I sctually just got home from two hours of bowling with my class. It was so much fun, eventhoug I am really terrible at bowling. Maybe I should have used left hand instead? Anyway; have you ever tryed to quietly run up and lay down behind the person who have just let go of the ball? They fall. We laugh.
And then one of the girls were standing with her back to the alley, spread her legs and threw the ball random trough her legs. She got a strike. Fantastic!
- It didn’t worh the secind time, though.
And Lego. Mmm, Lego. Lego is Danish. I am Danish. I grew up with Lego. I grew up going to Legoland one time each summer. I still get in for free sometimes. If you know people who work there, it pays of. They offered me a summer job there as well, but unfortuneitly I had to refuse. It’s just to far away when you have to go there every day.

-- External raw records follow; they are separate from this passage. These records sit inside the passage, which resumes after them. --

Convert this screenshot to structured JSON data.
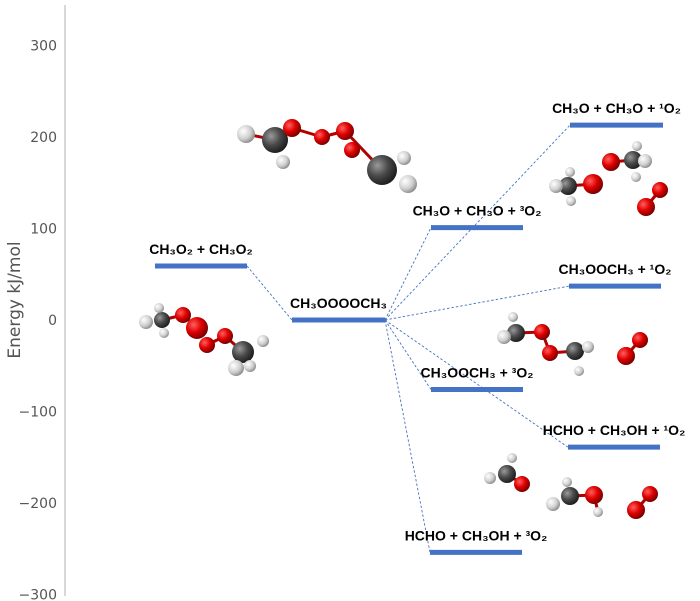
{
  "axis": {
    "label": "Energy kJ/mol",
    "ticks": [
      "300",
      "200",
      "100",
      "0",
      "−100",
      "−200",
      "−300"
    ],
    "tick_values": [
      300,
      200,
      100,
      0,
      -100,
      -200,
      -300
    ],
    "range": [
      -300,
      300
    ]
  },
  "levels": [
    {
      "label": "CH₃O₂ + CH₃O₂",
      "energy": 59
    },
    {
      "label": "CH₃OOOOCH₃",
      "energy": 0
    },
    {
      "label": "CH₃O + CH₃O + ³O₂",
      "energy": 101
    },
    {
      "label": "CH₃O + CH₃O + ¹O₂",
      "energy": 213
    },
    {
      "label": "CH₃OOCH₃ + ¹O₂",
      "energy": 37
    },
    {
      "label": "CH₃OOCH₃ + ³O₂",
      "energy": -76
    },
    {
      "label": "HCHO + CH₃OH + ¹O₂",
      "energy": -139
    },
    {
      "label": "HCHO + CH₃OH + ³O₂",
      "energy": -254
    }
  ],
  "connections": [
    [
      0,
      1
    ],
    [
      1,
      2
    ],
    [
      1,
      3
    ],
    [
      1,
      4
    ],
    [
      1,
      5
    ],
    [
      1,
      6
    ],
    [
      1,
      7
    ]
  ],
  "colors": {
    "level": "#4472c4",
    "oxygen": "#e00000",
    "carbon": "#555555",
    "hydrogen": "#d8d8d8",
    "axis": "#cccccc"
  }
}
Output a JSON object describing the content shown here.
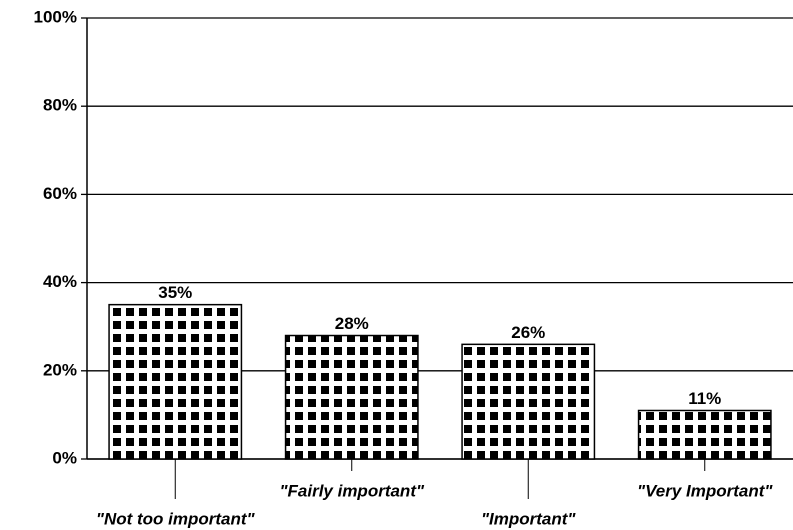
{
  "chart_data": {
    "type": "bar",
    "categories": [
      "\"Not too important\"",
      "\"Fairly important\"",
      "\"Important\"",
      "\"Very Important\""
    ],
    "values": [
      35,
      28,
      26,
      11
    ],
    "value_labels": [
      "35%",
      "28%",
      "26%",
      "11%"
    ],
    "color": "#000000",
    "ylim": [
      0,
      100
    ],
    "yticks": [
      {
        "value": 0,
        "label": "0%"
      },
      {
        "value": 20,
        "label": "20%"
      },
      {
        "value": 40,
        "label": "40%"
      },
      {
        "value": 60,
        "label": "60%"
      },
      {
        "value": 80,
        "label": "80%"
      },
      {
        "value": 100,
        "label": "100%"
      }
    ],
    "grid": true
  }
}
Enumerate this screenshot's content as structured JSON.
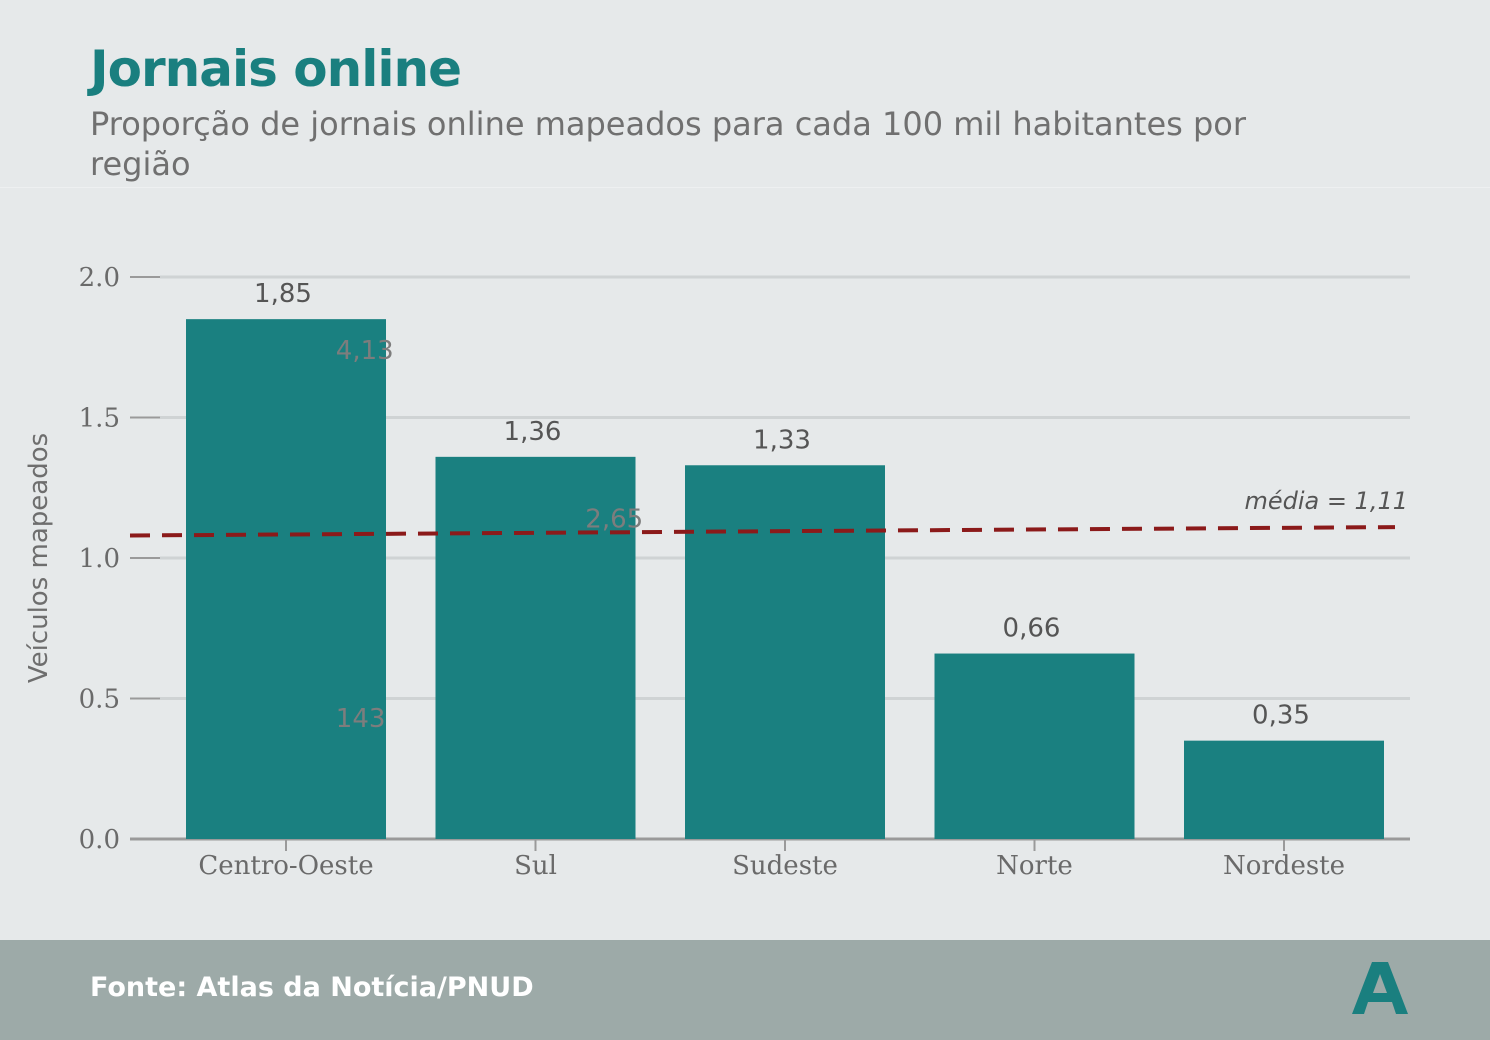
{
  "title": "Jornais online",
  "subtitle": "Proporção de jornais online mapeados para cada 100 mil habitantes por região",
  "source": "Fonte: Atlas da Notícia/PNUD",
  "logo_icon": "atlas-a-logo",
  "colors": {
    "bar": "#1a8080",
    "mean_line": "#8b1a1a",
    "title": "#1a7f7f",
    "footer": "#9daaa8"
  },
  "chart_data": {
    "type": "bar",
    "categories": [
      "Centro-Oeste",
      "Sul",
      "Sudeste",
      "Norte",
      "Nordeste"
    ],
    "values": [
      1.85,
      1.36,
      1.33,
      0.66,
      0.35
    ],
    "value_labels": [
      "1,85",
      "1,36",
      "1,33",
      "0,66",
      "0,35"
    ],
    "ylabel": "Veículos mapeados",
    "ylim": [
      0,
      2.0
    ],
    "yticks": [
      0.0,
      0.5,
      1.0,
      1.5,
      2.0
    ],
    "ytick_labels": [
      "0.0",
      "0.5",
      "1.0",
      "1.5",
      "2.0"
    ],
    "grid": true,
    "mean_line": {
      "label": "média = 1,11",
      "y_start": 1.08,
      "y_end": 1.11
    },
    "ghost_labels": [
      {
        "text": "4,13",
        "x": 0.4,
        "y": 1.74
      },
      {
        "text": "2,65",
        "x": 1.4,
        "y": 1.14
      },
      {
        "text": "143",
        "x": 0.4,
        "y": 0.43
      }
    ]
  }
}
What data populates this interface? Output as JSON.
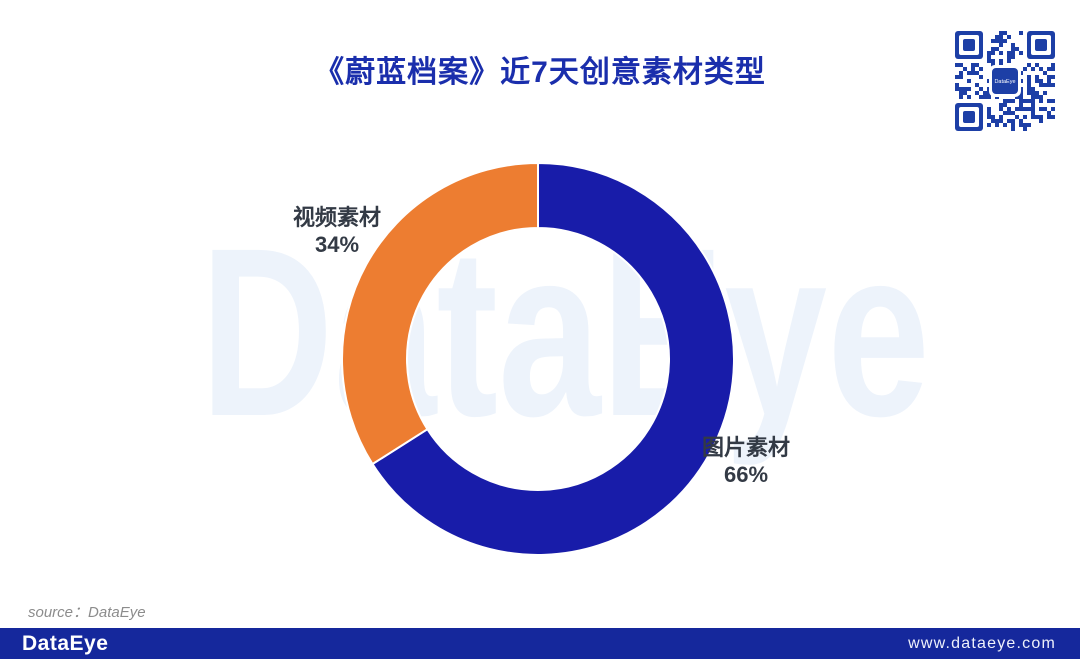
{
  "title": "《蔚蓝档案》近7天创意素材类型",
  "source_note": "source：DataEye",
  "watermark_text": "DataEye",
  "qr": {
    "label": "DataEye",
    "color": "#1D3FA6"
  },
  "footer": {
    "logo": "DataEye",
    "url": "www.dataeye.com"
  },
  "colors": {
    "title_blue": "#1A2EAC",
    "donut_blue": "#181CA9",
    "donut_orange": "#ED7D31",
    "watermark_blue": "#EDF3FB",
    "footer_bg": "#15289C",
    "qr_blue": "#1D3FA6",
    "label_text": "#333A45",
    "source_gray": "#8C8C8C"
  },
  "chart_data": {
    "type": "pie",
    "subtype": "donut",
    "title": "《蔚蓝档案》近7天创意素材类型",
    "categories": [
      "图片素材",
      "视频素材"
    ],
    "values": [
      66,
      34
    ],
    "unit": "%",
    "colors": [
      "#181CA9",
      "#ED7D31"
    ],
    "start_angle": "top",
    "direction": "clockwise",
    "inner_radius_ratio": 0.67,
    "segment_gap_stroke": "#ffffff",
    "legend_position": "none",
    "labels": [
      {
        "name": "图片素材",
        "pct": "66%",
        "position": "right-of-ring"
      },
      {
        "name": "视频素材",
        "pct": "34%",
        "position": "left-of-ring"
      }
    ]
  }
}
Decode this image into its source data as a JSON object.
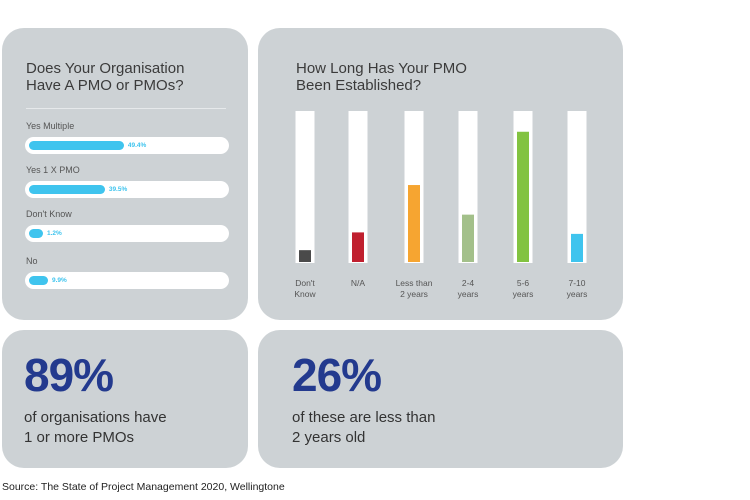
{
  "panels": {
    "left_title": "Does Your Organisation\nHave A PMO or PMOs?",
    "right_title": "How Long Has Your PMO\nBeen Established?",
    "stat1": {
      "value": "89%",
      "text": "of organisations have\n1 or more PMOs"
    },
    "stat2": {
      "value": "26%",
      "text": "of these are less than\n2 years old"
    }
  },
  "source": "Source: The State of Project Management 2020, Wellingtone",
  "chart_data": [
    {
      "type": "bar",
      "orientation": "horizontal",
      "title": "Does Your Organisation Have A PMO or PMOs?",
      "categories": [
        "Yes Multiple",
        "Yes 1 X PMO",
        "Don't Know",
        "No"
      ],
      "values": [
        49.4,
        39.5,
        1.2,
        9.9
      ],
      "labels": [
        "49.4%",
        "39.5%",
        "1.2%",
        "9.9%"
      ],
      "xlim": [
        0,
        100
      ],
      "color": "#3fc4ee"
    },
    {
      "type": "bar",
      "title": "How Long Has Your PMO Been Established?",
      "categories": [
        "Don't\nKnow",
        "N/A",
        "Less than\n2 years",
        "2-4\nyears",
        "5-6\nyears",
        "7-10\nyears"
      ],
      "values": [
        8,
        20,
        52,
        32,
        88,
        19
      ],
      "ylim": [
        0,
        100
      ],
      "colors": [
        "#4a4a4a",
        "#c0202f",
        "#f6a531",
        "#a3c08a",
        "#82c341",
        "#3fc4ee"
      ]
    }
  ]
}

By the way, did you know where the name came from? Lego? I do. Lego is the two first letters from each of the words “Leg godt”, which can be translated to “Play Well”.
Nostalgia.
Charlie
January 30, 2010 at 4:44 pm
very nice. great post
Agustin Landkamer
January 31, 2010 at 4:58 am
Hi. I’m going to assume that most of this post was sarcasm; your ‘history of bowling’ is all wrong. However, it was well-written and funny. Unfortunately, I have no good bowling or Lego stories. Au revoir! Nostalgia.
StarTrekWars
February 1, 2010 at 5:14 am
Once, when I was bowling with my Grandfather he was getting all strikes and spares. He was getting a little cocky and said “Watch this!”, then swung his arm back and accidentally let go of the ball, sending it flying backward. Good one, Gramps.
the hungry caterpillar
February 1, 2010 at 8:07 pm
We took my daughter bowling for the first time last Fall — about a month after her third birthday. She promptly outscored my wife, using only granny-bowling style and with each throw taking two minutes or more to get to the pins. And both she and my wife had the bumpers up when they bowled.
Listener
February 3, 2010 at 6:31 am
Just found my son some lego – to start with he did not understand what to do with the types the good news is he won’t stop creating!
Billie Legleu
March 22, 2010 at 9:03 pm
Greetings from Holland. This is a cool blog. Does anyone have any advice on staying out of the friend zone with women? Honestly I’m sick of women telling me they just want to be friends. Perhaps I’m being too nice?